Situated in the heart of Boston and adjacent to the Boston Common, the Boston Public Garden, established in 1837, was the first public botanical garden in the United States. The Garden exemplifies the city’s long-standing commitment to horticulture, public health, and civic beautification. Beyond its picturesque winding pathways, elegant Swan Boats, and Victorian floral patterns, the Boston Public Garden also carries important associations with medical history and therapeutic innovation.

Before the Public Garden’s creation, the land was a salt marsh along the Charles River. The transformation into a botanical oasis was championed by philanthropists, physicians, and public figures who believed in the connection between green spaces and human well-being. One such proponent was Dr. Jacob Bigelow, a Harvard physician, botanist, and author of the influential Florula Bostoniensis (1814), a catalogue of plants in the Boston area. Bigelow strongly advocated for the Garden as both a site of aesthetic pleasure and botanical education. His dual interests in medicine and botany exemplify the 19th-century medical view that plant life was not only beautiful but essential to health and pharmacology.

The Garden became a repository for native and exotic plants with known or potential medicinal properties. In an era when physicians relied heavily on botanicals, gardens such as this served both as living laboratories and educational centers. The cultivation of medicinal herbs such as foxglove (Digitalis purpurea), used to treat heart conditions, and willow (Salix alba), a natural source of salicylic acid (a precursor to aspirin), reflects the Garden’s role in supporting the materia medica of the time. Many medical students from Harvard and nearby institutions studied plant specimens here, learning to identify, cultivate, and prescribe botanical remedies.

The Garden also aligned with broader public health movements that gained traction in the mid-19th century.

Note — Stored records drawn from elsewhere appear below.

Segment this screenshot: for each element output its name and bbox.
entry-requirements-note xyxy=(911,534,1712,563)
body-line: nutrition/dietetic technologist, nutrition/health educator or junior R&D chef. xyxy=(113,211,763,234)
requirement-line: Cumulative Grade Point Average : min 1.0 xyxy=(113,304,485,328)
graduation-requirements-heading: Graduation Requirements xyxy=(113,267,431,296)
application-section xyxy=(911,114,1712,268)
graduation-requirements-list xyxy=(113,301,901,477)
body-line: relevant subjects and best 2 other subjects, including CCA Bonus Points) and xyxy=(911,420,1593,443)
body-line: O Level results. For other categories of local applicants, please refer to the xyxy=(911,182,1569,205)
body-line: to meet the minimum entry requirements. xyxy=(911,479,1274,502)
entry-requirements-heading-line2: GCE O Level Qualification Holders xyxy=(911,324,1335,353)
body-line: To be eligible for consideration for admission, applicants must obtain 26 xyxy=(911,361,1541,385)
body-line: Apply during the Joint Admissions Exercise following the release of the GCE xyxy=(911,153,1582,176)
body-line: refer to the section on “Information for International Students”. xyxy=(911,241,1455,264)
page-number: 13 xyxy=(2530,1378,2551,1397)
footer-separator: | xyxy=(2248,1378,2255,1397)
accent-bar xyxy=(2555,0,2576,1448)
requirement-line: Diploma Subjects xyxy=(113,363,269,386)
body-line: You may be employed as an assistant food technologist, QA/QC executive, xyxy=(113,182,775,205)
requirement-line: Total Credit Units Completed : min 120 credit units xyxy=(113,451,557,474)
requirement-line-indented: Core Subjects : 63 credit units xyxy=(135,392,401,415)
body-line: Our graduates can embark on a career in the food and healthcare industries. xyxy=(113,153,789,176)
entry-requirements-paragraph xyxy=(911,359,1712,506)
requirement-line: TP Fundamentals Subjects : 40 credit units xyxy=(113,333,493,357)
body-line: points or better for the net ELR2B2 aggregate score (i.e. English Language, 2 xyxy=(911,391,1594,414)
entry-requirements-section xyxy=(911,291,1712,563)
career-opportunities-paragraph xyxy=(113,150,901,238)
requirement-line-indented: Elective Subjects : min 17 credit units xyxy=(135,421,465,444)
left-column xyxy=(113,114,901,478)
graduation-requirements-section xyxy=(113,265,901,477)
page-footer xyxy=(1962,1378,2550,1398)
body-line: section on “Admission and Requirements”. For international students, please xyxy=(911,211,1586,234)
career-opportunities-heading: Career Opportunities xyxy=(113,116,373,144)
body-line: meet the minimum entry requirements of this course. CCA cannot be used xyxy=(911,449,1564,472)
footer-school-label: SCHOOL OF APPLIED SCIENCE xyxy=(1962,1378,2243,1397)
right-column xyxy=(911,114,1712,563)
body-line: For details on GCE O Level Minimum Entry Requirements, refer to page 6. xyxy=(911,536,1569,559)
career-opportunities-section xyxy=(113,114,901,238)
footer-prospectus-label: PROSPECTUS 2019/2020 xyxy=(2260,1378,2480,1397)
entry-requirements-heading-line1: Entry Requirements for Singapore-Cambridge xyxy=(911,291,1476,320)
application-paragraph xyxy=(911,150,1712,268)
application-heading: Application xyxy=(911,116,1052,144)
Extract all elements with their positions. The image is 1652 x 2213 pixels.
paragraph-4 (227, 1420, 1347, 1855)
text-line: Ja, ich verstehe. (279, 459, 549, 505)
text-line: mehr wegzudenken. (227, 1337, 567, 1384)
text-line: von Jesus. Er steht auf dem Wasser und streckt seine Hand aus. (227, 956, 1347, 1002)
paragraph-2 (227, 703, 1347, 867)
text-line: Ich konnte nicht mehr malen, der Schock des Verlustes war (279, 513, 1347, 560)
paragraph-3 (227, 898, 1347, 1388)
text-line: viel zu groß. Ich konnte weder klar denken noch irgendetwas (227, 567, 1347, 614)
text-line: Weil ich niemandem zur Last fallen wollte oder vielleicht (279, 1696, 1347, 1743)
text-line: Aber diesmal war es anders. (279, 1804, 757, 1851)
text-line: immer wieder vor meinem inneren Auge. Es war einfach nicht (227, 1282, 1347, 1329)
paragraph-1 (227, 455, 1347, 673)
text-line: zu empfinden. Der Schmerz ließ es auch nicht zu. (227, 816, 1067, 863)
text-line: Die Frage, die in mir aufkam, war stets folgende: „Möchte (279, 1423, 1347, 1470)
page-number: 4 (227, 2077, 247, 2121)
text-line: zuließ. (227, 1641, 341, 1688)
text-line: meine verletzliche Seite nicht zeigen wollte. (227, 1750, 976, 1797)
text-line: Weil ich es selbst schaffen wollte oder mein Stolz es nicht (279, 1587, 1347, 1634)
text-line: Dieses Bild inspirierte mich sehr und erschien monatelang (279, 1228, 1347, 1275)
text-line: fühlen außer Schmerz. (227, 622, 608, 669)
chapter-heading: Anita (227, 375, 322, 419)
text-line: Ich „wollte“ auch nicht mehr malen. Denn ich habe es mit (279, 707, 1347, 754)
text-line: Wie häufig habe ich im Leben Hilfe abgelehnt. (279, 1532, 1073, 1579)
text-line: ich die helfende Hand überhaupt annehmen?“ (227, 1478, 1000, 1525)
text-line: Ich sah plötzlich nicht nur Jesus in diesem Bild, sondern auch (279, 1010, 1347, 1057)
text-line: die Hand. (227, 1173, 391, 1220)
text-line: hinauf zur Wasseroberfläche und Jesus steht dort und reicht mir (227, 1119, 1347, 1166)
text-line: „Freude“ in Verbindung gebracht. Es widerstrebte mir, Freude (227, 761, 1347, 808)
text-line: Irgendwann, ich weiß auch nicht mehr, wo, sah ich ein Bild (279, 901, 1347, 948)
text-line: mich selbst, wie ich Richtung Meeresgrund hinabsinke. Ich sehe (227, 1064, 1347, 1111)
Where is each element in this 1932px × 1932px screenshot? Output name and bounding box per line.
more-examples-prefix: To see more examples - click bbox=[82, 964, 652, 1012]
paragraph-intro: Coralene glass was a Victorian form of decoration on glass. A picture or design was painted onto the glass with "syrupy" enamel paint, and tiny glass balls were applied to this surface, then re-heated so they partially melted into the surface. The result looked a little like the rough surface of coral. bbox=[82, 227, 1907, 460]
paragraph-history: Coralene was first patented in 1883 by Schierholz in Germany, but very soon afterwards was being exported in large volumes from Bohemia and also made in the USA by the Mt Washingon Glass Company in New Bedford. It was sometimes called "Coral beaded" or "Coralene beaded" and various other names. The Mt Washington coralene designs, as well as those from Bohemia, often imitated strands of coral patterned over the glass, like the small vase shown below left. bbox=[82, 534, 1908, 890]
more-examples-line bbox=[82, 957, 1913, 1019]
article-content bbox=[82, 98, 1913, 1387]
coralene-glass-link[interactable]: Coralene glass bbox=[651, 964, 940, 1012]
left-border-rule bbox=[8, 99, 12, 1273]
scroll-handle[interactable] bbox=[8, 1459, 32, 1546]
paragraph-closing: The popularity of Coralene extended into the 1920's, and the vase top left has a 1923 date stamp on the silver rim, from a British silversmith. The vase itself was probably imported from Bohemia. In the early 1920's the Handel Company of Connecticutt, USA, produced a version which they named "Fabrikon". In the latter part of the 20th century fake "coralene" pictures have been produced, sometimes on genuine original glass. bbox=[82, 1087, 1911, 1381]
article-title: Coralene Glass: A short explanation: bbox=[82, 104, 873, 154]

As Boston’s population surged due to immigration and industrialization, city leaders and physicians became increasingly concerned with sanitation, ventilation, and the effects of urban crowding. The Public Garden, along with nearby green spaces like the Emerald Necklace designed by Frederick Law Olmsted, was seen as a “green lung” for the city—a place where citizens could walk, breathe fresh air, and escape the unhealthy conditions of crowded tenements. At the time, prevailing miasma theories of disease emphasized the role of foul air in spreading illness, reinforcing the belief that gardens could prevent epidemics through their purifying effects.

Aesthetic and horticultural practices in the Boston Public Garden also mirrored emerging trends in medical thought. For example, the Garden’s design incorporated serpentine paths and curved lines inspired by English landscape gardens, believed to promote mental calm and reflection. This corresponded with the rise of “moral therapy” in psychiatric care, which advocated for gentle, natural surroundings as part of the treatment for mental illness. Asylums and hospitals across the country began incorporating gardens into their campuses during this period, and the Public Garden set a civic standard for such integration.

In the 20th century, the Garden remained a locus of wellness and tranquility. The adjacent Massachusetts General Hospital, founded in 1811, became a global leader in medical innovation, and many of its physicians and patients enjoyed the therapeutic benefits of the Garden. Anecdotal accounts describe physicians recommending visits to the Garden for convalescing patients, particularly those recovering from tuberculosis or mental strain. The Garden thus continued its dual legacy as a public space and a quiet instrument of healing.

Today, the Boston Public Garden is a National Historic Landmark and a beloved urban sanctuary. Its blend of formal plantings, historical statuary, and botanical diversity is not only a testament to 19th-century civic vision but also a reminder of the intertwined histories of medicine and landscape design. With its origins rooted in both scientific inquiry and humanitarian ideals, the Garden remains a living symbol of the power of nature to soothe, educate, and heal.